We may also ask whether many other phenomena, known but not understood, are not now going to receive their explanation. The light of the glowworm and firefly and other forms of life is one thing which deserves study; the Brownian movements of microscopic particles is another. Are we witnessing in the Brownian movements any external evidence, exhibited by a small aggregate of an immense number of atoms, of the effects of internal rearrangement and emission of the parts of the atoms, going on from the free surface of the particle? And can it be that the light emitted by the glowworm — which is true light and not technical radioactivity, and yet which is accompanied by a trace of something which can penetrate black paper and affect a light-screened photographic plate — is emitted because the insect has learned how to control the breaking-down of atoms, so as to enable their internal energy in the act of transmutation to take the form of useful light instead of the useless form of an insignificant amount of heat or other kind of radiation effect; the faint residual penetrating emission being a secondary but elucidatory and instructive appendage to the main luminosity?

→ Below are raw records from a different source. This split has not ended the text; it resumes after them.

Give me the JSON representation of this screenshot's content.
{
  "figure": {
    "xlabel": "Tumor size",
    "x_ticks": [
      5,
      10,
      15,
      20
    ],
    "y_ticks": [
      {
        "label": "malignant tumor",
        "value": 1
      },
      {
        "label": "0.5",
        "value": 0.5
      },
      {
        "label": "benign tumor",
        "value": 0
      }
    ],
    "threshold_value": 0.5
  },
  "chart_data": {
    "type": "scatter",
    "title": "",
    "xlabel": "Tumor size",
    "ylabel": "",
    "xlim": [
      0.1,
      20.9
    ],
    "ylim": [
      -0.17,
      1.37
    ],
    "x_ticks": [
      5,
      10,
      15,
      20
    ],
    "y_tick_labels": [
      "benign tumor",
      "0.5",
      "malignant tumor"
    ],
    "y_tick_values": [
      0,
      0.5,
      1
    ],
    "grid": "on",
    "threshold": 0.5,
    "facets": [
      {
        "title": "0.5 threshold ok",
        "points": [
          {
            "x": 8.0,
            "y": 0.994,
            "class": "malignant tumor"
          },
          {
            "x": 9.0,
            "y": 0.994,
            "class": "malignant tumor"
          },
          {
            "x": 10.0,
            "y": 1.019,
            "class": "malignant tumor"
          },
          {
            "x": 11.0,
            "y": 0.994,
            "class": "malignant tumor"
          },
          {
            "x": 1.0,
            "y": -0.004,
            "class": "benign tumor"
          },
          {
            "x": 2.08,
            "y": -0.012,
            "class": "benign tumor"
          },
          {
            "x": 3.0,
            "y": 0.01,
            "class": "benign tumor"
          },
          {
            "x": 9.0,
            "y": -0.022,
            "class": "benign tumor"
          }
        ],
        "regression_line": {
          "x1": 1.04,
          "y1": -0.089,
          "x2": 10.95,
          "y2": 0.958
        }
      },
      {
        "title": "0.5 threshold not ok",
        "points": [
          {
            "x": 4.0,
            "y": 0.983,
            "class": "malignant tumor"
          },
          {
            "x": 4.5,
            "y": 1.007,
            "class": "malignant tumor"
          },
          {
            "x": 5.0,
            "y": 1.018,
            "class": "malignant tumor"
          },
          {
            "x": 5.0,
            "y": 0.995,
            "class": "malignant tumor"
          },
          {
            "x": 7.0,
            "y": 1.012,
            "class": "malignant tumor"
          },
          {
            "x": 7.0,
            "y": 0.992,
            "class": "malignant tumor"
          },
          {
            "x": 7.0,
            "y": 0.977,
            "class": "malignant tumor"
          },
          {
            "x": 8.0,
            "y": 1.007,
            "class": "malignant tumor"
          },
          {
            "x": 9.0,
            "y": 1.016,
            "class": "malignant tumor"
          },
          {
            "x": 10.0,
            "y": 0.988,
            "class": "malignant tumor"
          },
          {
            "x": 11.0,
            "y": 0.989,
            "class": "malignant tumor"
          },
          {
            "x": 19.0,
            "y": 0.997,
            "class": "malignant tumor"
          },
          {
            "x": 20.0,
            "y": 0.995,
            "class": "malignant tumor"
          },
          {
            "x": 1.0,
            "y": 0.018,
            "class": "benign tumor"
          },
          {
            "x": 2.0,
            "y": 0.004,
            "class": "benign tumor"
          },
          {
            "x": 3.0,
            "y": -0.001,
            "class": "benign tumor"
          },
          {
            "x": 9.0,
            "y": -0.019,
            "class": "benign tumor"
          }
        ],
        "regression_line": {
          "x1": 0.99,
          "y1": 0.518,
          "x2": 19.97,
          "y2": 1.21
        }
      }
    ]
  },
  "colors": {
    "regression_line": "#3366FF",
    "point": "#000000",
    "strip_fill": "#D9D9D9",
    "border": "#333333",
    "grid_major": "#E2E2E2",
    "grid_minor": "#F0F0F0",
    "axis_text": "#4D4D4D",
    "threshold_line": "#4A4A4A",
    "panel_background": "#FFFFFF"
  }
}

Many more questions may be asked and if the conjectures now rife are to any great extent confirmed, it is clear that many important avenues for fruitful experimental inquiry will be opened up. Among them an easy and hopeful line of investigation, lying in the path of persons favorably situated for physically examining the luminous emission of live animals, may perhaps usefully be here suggested.
And let me conclude by asking readers to give no ear to the absurd claim of paradoxers and others ignorant of the principles of physics, who, with misplaced ingenuity, will be sure to urge that the foundations of science are being uprooted and long-cherished laws shaken. Nothing of the kind is happening. The new information now being gained in so many laboratories is supplementary and stimulating, not really revolutionary, nor in the least perturbing to mathematical physicists, whatever it may be to chemists; for on the electric theory of matter it is the kind of thing that ought to occur. And one outstanding difficulty about this theory, often previously felt and expressed by Professor Larmor — that matter ought to be radioactive and unstable if the electric theory of its constitution were true — this theoretical difficulty is being removed in the most brilliant possible way.